O efeito “barrigudinha”
Vendida a preços módicos, cachaça do tipo "barrigudinha" provoca dependência grave, é destrutiva e tem sido utilizada para atrair moradores de rua a drogas mais pesadas
Uma volta pelo centro da capital paulista é suficiente para perceber como a “barrigudinha” (cachaça embalada em garrafas plásticas redondas de até meio litro, vendida em quase todos os mercados e botecos por pouco mais de R$ 1) faz sucesso entre os moradores de rua e demais pessoas em situação de vulnerabilidade social.
Seja para fugir da realidade das ruas, seja para esquentar durante o inverno, os consumidores buscam a pinga regularmente. “Eu compro todos os dias. Ela é mais barata do que as outras, fácil de carregar e mais forte. É bom porque a gente fica bêbado mais rápido. Agora no inverno, não existe coisa melhor pra esquentar”, afirma Videgar do Espírito Santo Neto, de 26 anos, que morou por 3 meses na rua e atualmente vive na casa de um amigo.
“A ‘barrigudinha’ foi a maneira encontrada pelos mafiosos para atrair o morador de rua a drogas mais pesadas. Além disso, usuários de crack usam a pinga para controlar a paranoia depois de usar a droga, o que acaba agravando seu quadro de dependência, sem falar das consequências à saúde”, destaca Robson Mendonça, presidente do Movimento Estadual da População em Situação de Rua de São Paulo. O consumo de bebida alcoólica entre os moradores de rua é alto. Cerca de 65% deles se declaram usuários, segundo levantamento da Prefeitura de São Paulo.
Os especialistas concordam que destilados, como as cachaças, por exemplo, têm um potencial destrutivo e de dependência muito maior do que outros tipos de bebidas. “O álcool tem capacidade de romper qualquer barreira e circular muito bem por todo o corpo. O uso constante desse tipo de substância provoca danos significativos à saúde, principalmente, entre as pessoas com o organismo mais debilitado, como é o caso dos moradores de rua”, explica Carlos Salgado, psiquiatra e presidente da Associação Brasileira de Estudos do Álcool e outras Drogas (Abead).
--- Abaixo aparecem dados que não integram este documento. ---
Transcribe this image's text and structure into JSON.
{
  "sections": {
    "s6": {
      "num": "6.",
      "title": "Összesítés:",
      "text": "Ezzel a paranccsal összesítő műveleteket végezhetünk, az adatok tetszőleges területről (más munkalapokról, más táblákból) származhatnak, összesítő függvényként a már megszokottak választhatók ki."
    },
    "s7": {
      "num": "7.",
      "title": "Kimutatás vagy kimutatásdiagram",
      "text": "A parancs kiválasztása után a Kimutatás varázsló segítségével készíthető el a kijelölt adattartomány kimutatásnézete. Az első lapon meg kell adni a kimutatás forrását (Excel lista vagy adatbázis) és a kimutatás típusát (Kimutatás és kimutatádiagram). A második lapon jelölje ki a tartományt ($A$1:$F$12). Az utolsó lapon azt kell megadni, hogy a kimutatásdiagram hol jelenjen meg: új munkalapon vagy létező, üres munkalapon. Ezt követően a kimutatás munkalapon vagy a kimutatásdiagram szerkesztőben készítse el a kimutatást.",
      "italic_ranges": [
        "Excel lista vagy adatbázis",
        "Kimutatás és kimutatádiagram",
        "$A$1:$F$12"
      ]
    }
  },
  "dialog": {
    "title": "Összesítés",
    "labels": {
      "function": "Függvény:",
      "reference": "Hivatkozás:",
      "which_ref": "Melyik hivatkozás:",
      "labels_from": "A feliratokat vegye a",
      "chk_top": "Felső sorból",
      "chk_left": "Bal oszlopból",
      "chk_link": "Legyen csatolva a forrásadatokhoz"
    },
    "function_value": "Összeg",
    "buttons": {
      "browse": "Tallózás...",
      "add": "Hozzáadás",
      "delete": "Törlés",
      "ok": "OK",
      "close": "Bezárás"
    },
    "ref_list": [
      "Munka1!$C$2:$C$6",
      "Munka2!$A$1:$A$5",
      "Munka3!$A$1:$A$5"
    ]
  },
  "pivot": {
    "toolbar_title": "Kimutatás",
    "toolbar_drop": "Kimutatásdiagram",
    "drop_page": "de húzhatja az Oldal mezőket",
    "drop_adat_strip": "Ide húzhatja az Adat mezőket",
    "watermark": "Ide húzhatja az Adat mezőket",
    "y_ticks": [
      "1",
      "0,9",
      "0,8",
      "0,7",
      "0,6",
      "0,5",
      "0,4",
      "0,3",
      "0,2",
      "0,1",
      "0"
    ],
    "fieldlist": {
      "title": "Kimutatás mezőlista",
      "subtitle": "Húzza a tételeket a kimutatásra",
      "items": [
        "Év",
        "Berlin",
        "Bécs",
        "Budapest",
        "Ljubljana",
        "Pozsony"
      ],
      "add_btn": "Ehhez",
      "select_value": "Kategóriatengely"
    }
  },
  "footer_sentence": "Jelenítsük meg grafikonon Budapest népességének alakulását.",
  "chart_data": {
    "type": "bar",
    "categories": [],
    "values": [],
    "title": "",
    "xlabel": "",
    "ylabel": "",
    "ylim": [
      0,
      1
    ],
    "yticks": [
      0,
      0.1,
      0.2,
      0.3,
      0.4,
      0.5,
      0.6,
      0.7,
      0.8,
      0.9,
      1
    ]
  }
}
O ex-morador de rua Neto, que contou à Folha Universal ter bebido mais de dois litros de “barrigudinha” em um só dia, já sente as consequências do consumo excessivo. “Olha como eu tremo”, diz o jovem mostrando as duas mãos.
Clandestinas
Se as cachaças vendidas nos supermercados, com o selo do Ministério da Agricultura e da Receita Federal, já são extremamente prejudiciais, o estrago que uma bebida fabricada clandestinamente pode fazer é ainda maior. “É muito comum aqui em São Paulo a venda dessas bebidas feitas artesanalmente. É terrível, os produtores colocam de tudo, mas o preço atrai bastante: R$ 0,50”, denuncia Anderson Lopes, ex-morador de rua e membro do Movimento Nacional da População de Rua. Ele diz que também já experimentou a “barrigudinha”. “É muito forte. Dá muita dor de cabeça depois que passa o efeito. Me sentia muito mal, parecia que tinha levado uma surra”, afirma o ativista.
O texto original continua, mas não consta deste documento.